Alertmanager CrashLoopBackOff
80kk opened this issue · 2 comments
80kk commented
Can't make it running and it is causing prometheus-core CrashLoopBackOff:
kubectl describe pods alertmanager-6c6947f55f-h9wc9 -n monitoring
Name: alertmanager-6c6947f55f-h9wc9
Namespace: monitoring
Priority: 0
PriorityClassName: <none>
Node: node3/192.168.101.15
Start Time: Wed, 14 Nov 2018 11:28:02 +0000
Labels: app=alertmanager
pod-template-hash=6c6947f55f
Annotations: <none>
Status: Running
IP: 10.233.64.6
Controlled By: ReplicaSet/alertmanager-6c6947f55f
Containers:
alertmanager:
Container ID: docker://0507cdf93fefdfe12b964117ae9d5e3685eb20d50f2bd504e8e9105963650435
Image: quay.io/prometheus/alertmanager:v0.15.3
Image ID: docker-pullable://quay.io/prometheus/alertmanager@sha256:27410e5c88aaaf796045e825b257a0857cca0876ca3804ba61175dd8a9f5b798
Port: 9093/TCP
Host Port: 0/TCP
Args:
-config.file=/etc/alertmanager/config.yml
-storage.path=/alertmanager
State: Waiting
Reason: CrashLoopBackOff
Last State: Terminated
Reason: Error
Exit Code: 1
Started: Wed, 14 Nov 2018 11:43:57 +0000
Finished: Wed, 14 Nov 2018 11:43:57 +0000
Ready: False
Restart Count: 8
Environment: <none>
Mounts:
/alertmanager from alertmanager (rw)
/etc/alertmanager from config-volume (rw)
/etc/alertmanager-templates from templates-volume (rw)
/var/run/secrets/kubernetes.io/serviceaccount from default-token-nvb7c (ro)
Conditions:
Type Status
Initialized True
Ready False
ContainersReady False
PodScheduled True
Volumes:
config-volume:
Type: ConfigMap (a volume populated by a ConfigMap)
Name: alertmanager
Optional: false
templates-volume:
Type: ConfigMap (a volume populated by a ConfigMap)
Name: alertmanager-templates
Optional: false
alertmanager:
Type: EmptyDir (a temporary directory that shares a pod's lifetime)
Medium:
default-token-nvb7c:
Type: Secret (a volume populated by a Secret)
SecretName: default-token-nvb7c
Optional: false
QoS Class: BestEffort
Node-Selectors: <none>
Tolerations: node.kubernetes.io/not-ready:NoExecute for 300s
node.kubernetes.io/unreachable:NoExecute for 300s
Events:
Type Reason Age From Message
---- ------ ---- ---- -------
Normal Scheduled 16m default-scheduler Successfully assigned monitoring/alertmanager-6c6947f55f-h9wc9 to node3
Normal Pulling 16m kubelet, node3 pulling image "quay.io/prometheus/alertmanager:v0.15.3"

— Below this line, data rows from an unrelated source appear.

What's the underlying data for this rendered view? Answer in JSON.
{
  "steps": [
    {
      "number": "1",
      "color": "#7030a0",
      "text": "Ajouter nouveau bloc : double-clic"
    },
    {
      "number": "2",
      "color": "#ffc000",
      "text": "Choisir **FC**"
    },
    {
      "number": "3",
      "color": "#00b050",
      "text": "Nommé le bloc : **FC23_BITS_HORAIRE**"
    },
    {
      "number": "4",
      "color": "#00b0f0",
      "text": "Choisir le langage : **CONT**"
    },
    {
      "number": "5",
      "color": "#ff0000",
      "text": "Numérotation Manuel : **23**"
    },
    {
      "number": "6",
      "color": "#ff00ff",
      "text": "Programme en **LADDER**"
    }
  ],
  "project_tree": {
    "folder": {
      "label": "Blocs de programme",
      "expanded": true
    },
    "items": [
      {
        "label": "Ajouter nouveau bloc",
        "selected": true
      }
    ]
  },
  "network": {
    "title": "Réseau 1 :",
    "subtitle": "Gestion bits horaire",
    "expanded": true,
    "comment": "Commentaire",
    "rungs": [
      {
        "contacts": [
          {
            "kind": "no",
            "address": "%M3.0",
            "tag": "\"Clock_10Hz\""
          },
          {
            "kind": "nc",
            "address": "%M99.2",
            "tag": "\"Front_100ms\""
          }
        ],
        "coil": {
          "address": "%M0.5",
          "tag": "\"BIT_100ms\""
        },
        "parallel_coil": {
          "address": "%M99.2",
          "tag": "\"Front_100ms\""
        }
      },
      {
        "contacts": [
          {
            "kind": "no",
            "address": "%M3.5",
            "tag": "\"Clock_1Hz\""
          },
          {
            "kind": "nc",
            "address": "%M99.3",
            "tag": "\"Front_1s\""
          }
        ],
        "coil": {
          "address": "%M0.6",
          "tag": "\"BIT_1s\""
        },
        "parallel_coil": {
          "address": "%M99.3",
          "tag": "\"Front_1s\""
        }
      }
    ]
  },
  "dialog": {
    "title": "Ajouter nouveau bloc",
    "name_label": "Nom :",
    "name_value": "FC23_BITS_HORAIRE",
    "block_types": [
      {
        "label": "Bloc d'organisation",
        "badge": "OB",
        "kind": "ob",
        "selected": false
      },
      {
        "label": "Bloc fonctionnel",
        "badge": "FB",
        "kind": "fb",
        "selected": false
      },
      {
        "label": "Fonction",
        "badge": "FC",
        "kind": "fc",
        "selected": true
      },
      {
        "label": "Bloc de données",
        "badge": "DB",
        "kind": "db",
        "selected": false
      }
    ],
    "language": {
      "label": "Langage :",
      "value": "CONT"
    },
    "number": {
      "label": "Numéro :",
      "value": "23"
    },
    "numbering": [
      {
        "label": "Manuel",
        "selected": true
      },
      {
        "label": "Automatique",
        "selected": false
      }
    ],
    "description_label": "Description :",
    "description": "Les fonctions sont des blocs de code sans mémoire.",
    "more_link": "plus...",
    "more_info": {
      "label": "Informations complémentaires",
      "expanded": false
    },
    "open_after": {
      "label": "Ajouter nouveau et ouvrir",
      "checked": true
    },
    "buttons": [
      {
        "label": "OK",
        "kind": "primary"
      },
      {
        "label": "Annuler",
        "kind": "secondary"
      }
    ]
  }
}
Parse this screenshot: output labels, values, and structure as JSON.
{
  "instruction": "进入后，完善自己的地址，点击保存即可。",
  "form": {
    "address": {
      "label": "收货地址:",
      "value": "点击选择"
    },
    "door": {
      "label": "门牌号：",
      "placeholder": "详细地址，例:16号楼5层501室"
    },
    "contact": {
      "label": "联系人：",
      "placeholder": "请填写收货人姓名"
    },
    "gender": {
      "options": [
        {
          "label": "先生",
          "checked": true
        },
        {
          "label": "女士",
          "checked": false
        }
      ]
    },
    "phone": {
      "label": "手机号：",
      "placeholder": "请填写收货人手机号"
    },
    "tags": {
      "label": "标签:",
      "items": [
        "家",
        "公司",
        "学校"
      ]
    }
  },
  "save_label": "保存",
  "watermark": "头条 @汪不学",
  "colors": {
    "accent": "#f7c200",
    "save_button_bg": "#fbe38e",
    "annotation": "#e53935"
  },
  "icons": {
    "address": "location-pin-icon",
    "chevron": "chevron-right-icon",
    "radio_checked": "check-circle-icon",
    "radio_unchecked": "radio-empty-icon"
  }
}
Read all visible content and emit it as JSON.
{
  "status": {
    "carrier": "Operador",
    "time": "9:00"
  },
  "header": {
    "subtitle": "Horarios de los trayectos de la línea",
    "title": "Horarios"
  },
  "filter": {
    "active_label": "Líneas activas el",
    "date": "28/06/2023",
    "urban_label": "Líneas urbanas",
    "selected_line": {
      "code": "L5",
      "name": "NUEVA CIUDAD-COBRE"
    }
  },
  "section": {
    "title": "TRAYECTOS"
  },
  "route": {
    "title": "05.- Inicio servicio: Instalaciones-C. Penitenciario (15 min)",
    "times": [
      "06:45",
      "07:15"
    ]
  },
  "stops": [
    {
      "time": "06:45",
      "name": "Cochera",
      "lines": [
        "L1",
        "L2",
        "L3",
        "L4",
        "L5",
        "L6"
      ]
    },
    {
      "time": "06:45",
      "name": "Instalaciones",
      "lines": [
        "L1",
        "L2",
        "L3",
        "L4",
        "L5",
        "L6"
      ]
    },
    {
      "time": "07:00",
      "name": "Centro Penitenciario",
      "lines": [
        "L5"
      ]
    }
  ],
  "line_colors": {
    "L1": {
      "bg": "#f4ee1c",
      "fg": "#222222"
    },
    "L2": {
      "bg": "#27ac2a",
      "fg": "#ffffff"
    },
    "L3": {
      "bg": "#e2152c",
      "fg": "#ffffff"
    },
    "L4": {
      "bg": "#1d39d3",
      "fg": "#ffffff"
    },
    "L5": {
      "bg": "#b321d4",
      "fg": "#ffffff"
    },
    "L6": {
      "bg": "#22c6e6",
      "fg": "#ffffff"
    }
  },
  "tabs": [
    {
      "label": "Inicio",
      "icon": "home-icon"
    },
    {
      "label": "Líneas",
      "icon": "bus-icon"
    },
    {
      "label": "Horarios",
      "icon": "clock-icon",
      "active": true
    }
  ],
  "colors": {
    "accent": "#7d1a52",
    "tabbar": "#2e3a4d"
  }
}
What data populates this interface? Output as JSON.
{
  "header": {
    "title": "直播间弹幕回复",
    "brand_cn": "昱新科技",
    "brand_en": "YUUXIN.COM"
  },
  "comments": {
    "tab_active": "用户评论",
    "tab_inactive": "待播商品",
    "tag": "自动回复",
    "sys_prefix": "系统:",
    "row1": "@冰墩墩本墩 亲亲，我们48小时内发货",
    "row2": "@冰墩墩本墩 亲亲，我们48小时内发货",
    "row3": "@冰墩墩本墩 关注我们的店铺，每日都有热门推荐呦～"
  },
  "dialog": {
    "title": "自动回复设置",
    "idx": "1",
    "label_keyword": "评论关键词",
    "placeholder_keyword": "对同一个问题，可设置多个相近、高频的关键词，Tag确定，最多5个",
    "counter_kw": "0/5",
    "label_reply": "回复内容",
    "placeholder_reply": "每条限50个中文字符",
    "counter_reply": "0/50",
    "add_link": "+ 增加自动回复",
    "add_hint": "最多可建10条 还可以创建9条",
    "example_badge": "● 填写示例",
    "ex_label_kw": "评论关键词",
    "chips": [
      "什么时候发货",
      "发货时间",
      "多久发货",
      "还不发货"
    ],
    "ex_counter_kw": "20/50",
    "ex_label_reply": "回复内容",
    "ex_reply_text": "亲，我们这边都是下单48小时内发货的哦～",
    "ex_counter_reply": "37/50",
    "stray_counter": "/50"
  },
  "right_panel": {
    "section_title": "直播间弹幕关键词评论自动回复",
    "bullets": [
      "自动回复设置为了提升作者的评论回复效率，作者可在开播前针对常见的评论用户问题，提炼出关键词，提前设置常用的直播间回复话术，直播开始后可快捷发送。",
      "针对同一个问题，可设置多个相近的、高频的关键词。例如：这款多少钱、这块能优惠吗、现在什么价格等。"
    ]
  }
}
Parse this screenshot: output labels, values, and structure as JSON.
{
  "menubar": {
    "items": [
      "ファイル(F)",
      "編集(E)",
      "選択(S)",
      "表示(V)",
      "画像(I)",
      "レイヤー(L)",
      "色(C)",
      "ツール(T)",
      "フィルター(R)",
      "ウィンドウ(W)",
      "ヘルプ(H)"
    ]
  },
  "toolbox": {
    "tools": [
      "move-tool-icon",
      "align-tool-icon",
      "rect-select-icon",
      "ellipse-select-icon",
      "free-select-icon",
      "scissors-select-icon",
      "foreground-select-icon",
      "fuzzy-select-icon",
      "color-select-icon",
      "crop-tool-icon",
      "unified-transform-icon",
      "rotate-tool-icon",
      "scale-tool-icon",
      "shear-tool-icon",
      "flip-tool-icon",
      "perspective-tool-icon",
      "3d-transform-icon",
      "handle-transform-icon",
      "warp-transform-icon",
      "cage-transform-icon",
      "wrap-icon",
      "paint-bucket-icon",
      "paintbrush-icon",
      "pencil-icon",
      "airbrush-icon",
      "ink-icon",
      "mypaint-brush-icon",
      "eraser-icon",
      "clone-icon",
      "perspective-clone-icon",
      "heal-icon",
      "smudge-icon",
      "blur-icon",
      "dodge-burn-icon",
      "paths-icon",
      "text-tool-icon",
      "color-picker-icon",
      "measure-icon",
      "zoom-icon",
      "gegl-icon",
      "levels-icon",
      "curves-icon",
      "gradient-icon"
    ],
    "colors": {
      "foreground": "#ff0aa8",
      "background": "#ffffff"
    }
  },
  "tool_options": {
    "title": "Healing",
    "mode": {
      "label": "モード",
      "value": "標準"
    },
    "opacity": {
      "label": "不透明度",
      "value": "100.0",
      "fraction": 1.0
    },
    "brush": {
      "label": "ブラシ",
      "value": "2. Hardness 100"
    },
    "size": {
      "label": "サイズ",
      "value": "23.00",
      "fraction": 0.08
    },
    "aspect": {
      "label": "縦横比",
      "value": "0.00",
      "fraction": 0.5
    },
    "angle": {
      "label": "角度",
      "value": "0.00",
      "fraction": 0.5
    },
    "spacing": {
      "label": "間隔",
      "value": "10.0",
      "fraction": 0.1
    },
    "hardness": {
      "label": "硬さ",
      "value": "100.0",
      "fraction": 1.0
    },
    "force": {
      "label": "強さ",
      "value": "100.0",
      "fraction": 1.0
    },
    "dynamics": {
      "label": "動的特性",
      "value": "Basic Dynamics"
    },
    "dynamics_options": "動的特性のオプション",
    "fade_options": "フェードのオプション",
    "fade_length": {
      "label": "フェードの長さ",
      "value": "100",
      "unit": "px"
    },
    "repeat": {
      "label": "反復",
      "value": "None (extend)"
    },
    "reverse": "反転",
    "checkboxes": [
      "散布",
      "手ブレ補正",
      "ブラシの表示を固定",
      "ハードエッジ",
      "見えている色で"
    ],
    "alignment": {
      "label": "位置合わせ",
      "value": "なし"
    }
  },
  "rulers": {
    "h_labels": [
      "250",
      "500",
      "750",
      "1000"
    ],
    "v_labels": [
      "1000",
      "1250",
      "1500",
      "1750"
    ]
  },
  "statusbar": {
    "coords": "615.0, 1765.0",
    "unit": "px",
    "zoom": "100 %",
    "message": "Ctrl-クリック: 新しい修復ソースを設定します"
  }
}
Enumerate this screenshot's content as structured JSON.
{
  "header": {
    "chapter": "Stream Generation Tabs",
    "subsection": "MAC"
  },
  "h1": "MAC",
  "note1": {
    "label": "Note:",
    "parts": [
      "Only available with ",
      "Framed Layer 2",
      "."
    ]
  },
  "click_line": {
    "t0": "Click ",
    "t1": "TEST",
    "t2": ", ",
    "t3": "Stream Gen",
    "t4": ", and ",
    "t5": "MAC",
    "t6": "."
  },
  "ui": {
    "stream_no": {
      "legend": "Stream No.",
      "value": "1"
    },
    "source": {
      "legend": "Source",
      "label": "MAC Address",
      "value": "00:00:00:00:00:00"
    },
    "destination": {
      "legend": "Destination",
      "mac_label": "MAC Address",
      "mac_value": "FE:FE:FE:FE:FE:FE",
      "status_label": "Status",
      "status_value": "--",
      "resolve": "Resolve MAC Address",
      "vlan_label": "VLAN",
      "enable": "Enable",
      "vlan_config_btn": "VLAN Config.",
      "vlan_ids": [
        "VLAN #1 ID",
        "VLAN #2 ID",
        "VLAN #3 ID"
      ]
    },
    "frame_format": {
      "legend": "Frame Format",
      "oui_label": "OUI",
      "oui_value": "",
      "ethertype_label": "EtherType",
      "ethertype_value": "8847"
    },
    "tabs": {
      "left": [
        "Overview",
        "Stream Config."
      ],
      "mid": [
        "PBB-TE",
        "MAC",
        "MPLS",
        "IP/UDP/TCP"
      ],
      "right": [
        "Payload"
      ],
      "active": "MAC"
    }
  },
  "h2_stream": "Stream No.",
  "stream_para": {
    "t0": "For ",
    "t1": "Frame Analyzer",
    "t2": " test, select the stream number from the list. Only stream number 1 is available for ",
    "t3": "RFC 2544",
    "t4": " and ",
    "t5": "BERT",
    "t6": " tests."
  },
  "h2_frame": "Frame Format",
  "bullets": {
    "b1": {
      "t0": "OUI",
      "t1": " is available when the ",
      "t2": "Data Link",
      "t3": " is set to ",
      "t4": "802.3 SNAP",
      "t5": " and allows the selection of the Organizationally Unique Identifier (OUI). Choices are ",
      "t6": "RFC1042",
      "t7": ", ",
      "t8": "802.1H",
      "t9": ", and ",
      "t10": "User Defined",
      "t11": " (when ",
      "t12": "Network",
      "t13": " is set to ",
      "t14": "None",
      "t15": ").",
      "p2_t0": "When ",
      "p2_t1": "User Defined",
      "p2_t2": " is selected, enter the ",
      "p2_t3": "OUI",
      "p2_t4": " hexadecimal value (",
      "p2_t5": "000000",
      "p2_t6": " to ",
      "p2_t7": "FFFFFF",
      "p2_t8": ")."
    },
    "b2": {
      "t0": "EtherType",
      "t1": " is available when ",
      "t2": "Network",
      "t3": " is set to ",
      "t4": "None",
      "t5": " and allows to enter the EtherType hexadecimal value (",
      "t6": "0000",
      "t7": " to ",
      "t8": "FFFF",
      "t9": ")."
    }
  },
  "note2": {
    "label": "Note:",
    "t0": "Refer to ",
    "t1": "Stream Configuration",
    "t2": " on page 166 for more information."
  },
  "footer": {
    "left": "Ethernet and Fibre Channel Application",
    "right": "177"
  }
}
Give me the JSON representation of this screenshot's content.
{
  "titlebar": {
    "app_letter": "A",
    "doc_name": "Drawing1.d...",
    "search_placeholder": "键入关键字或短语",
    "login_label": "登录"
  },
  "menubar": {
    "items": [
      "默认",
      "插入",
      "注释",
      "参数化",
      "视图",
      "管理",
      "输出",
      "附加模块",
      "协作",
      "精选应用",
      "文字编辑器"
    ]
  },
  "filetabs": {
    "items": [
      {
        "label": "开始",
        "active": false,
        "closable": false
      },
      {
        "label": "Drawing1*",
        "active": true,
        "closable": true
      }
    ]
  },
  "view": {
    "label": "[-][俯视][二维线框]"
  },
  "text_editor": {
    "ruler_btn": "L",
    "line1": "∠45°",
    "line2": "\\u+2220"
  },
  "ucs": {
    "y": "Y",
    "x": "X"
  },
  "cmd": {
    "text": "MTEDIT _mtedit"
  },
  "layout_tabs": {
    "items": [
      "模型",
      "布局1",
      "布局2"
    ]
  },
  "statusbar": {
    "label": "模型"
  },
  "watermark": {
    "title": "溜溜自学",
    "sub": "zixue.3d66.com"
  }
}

Normal Pulled 15m kubelet, node3 Successfully pulled image "quay.io/prometheus/alertmanager:v0.15.3"
Normal Created 14m (x5 over 15m) kubelet, node3 Created container
Normal Pulled 14m (x4 over 15m) kubelet, node3 Container image "quay.io/prometheus/alertmanager:v0.15.3" already present on machine
Normal Started 14m (x5 over 15m) kubelet, node3 Started container
Warning BackOff 53s (x73 over 15m) kubelet, node3 Back-off restarting failed container
pipo02mix commented
Can you share which errors give you in the logs?
$ kubectl logs -l app=alertmanager -n monitoring
# Add -p flag if it is crash looping to see the previous container error
hennow commented
Even though a bit older, i think i can help here. The crashLoop is showing because you changed the release of the alertmanager from 0.7.1 to 0.15.3. Since 0.12 or 0.13 there has to be 2 dashes in front of the arguments.
The config has to be changed to:
'--config.file=/etc/alertmanager/config.yml'
'--storage.path=/alertmanager'
Should fix that issue, at least for the alertmanager. Trying to change other releases within the manifest causes new issues.